Time to hold prelates accountable at the Vatican, too
John Allen of Crux remarks that if the universal Church seeks to make prelates accountable, it’s unfortunate that Cardinal Angelo Sodano, who has a deserved reputation for trying to protect abusers and conceal evidence remains the Dean of the College of Cardinals. To be fair, Allen was asking the same question back in 2011—as was Edward Pentin, in Catholic World Report. And I myself have asked the question again and again and again and again and again and again.
Since Cardinal Sodano is now more than 90 years old, it would seem a natural thing to announce his resignation. In June, Pope Francis announced that four more cardinals would have be given all the privileges of cardinal-bishops—from whose ranks the dean is chosen. That might have been an opportune time to name a new dean. Still Cardinal Sodano, the former Secretary of State, retains his title.
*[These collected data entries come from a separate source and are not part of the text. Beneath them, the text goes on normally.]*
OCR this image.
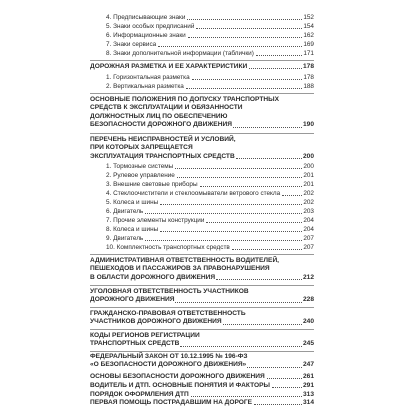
4. Предписывающие знаки	152
5. Знаки особых предписаний	154
6. Информационные знаки	162
7. Знаки сервиса	169
8. Знаки дополнительной информации (таблички)	171
ДОРОЖНАЯ РАЗМЕТКА И ЕЕ ХАРАКТЕРИСТИКИ	178
1. Горизонтальная разметка	178
2. Вертикальная разметка	188
ОСНОВНЫЕ ПОЛОЖЕНИЯ ПО ДОПУСКУ ТРАНСПОРТНЫХ
СРЕДСТВ К ЭКСПЛУАТАЦИИ И ОБЯЗАННОСТИ
ДОЛЖНОСТНЫХ ЛИЦ ПО ОБЕСПЕЧЕНИЮ
БЕЗОПАСНОСТИ ДОРОЖНОГО ДВИЖЕНИЯ	190
ПЕРЕЧЕНЬ НЕИСПРАВНОСТЕЙ И УСЛОВИЙ,
ПРИ КОТОРЫХ ЗАПРЕЩАЕТСЯ
ЭКСПЛУАТАЦИЯ ТРАНСПОРТНЫХ СРЕДСТВ	200
1. Тормозные системы	200
2. Рулевое управление	201
3. Внешние световые приборы	201
4. Стеклоочистители и стеклоомыватели ветрового стекла	202
5. Колеса и шины	202
6. Двигатель	203
7. Прочие элементы конструкции	204
8. Колеса и шины	204
9. Двигатель	207
10. Комплектность транспортных средств	207
АДМИНИСТРАТИВНАЯ ОТВЕТСТВЕННОСТЬ ВОДИТЕЛЕЙ,
ПЕШЕХОДОВ И ПАССАЖИРОВ ЗА ПРАВОНАРУШЕНИЯ
В ОБЛАСТИ ДОРОЖНОГО ДВИЖЕНИЯ	212
УГОЛОВНАЯ ОТВЕТСТВЕННОСТЬ УЧАСТНИКОВ
ДОРОЖНОГО ДВИЖЕНИЯ	228
ГРАЖДАНСКО-ПРАВОВАЯ ОТВЕТСТВЕННОСТЬ
УЧАСТНИКОВ ДОРОЖНОГО ДВИЖЕНИЯ	240
КОДЫ РЕГИОНОВ РЕГИСТРАЦИИ
ТРАНСПОРТНЫХ СРЕДСТВ	245
ФЕДЕРАЛЬНЫЙ ЗАКОН ОТ 10.12.1995 № 196-ФЗ
«О БЕЗОПАСНОСТИ ДОРОЖНОГО ДВИЖЕНИЯ»	247
ОСНОВЫ БЕЗОПАСНОСТИ ДОРОЖНОГО ДВИЖЕНИЯ	261
ВОДИТЕЛЬ И ДТП. ОСНОВНЫЕ ПОНЯТИЯ И ФАКТОРЫ	291
ПОРЯДОК ОФОРМЛЕНИЯ ДТП	313
ПЕРВАЯ ПОМОЩЬ ПОСТРАДАВШИМ НА ДОРОГЕ	314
And while we’re on the subject… Pope Francis created the Council of Cardinals in April 2013, and named the original eight members of the group to 5-year terms. A quick mathematical calculation shows that those terms expired in April of this year. Again, it would have been a convenient time to replace any cardinals who had been tainted by scandal. Four of those eight cardinals have now been accused, rightly or wrongly, of either engaging in sexual abuse or covering up the evidence of abuse. Three of those four have passed the age of 75, the normative retirement age for active bishops, so in their cases there were two handy reasons for replacing them. But all four remain in place.
If Pope Francis wants to send a clear message, the opportunities are still open. On the other hand, if all these cardinals remain in place—when it would have been so easy to replace them—that sends a message, too.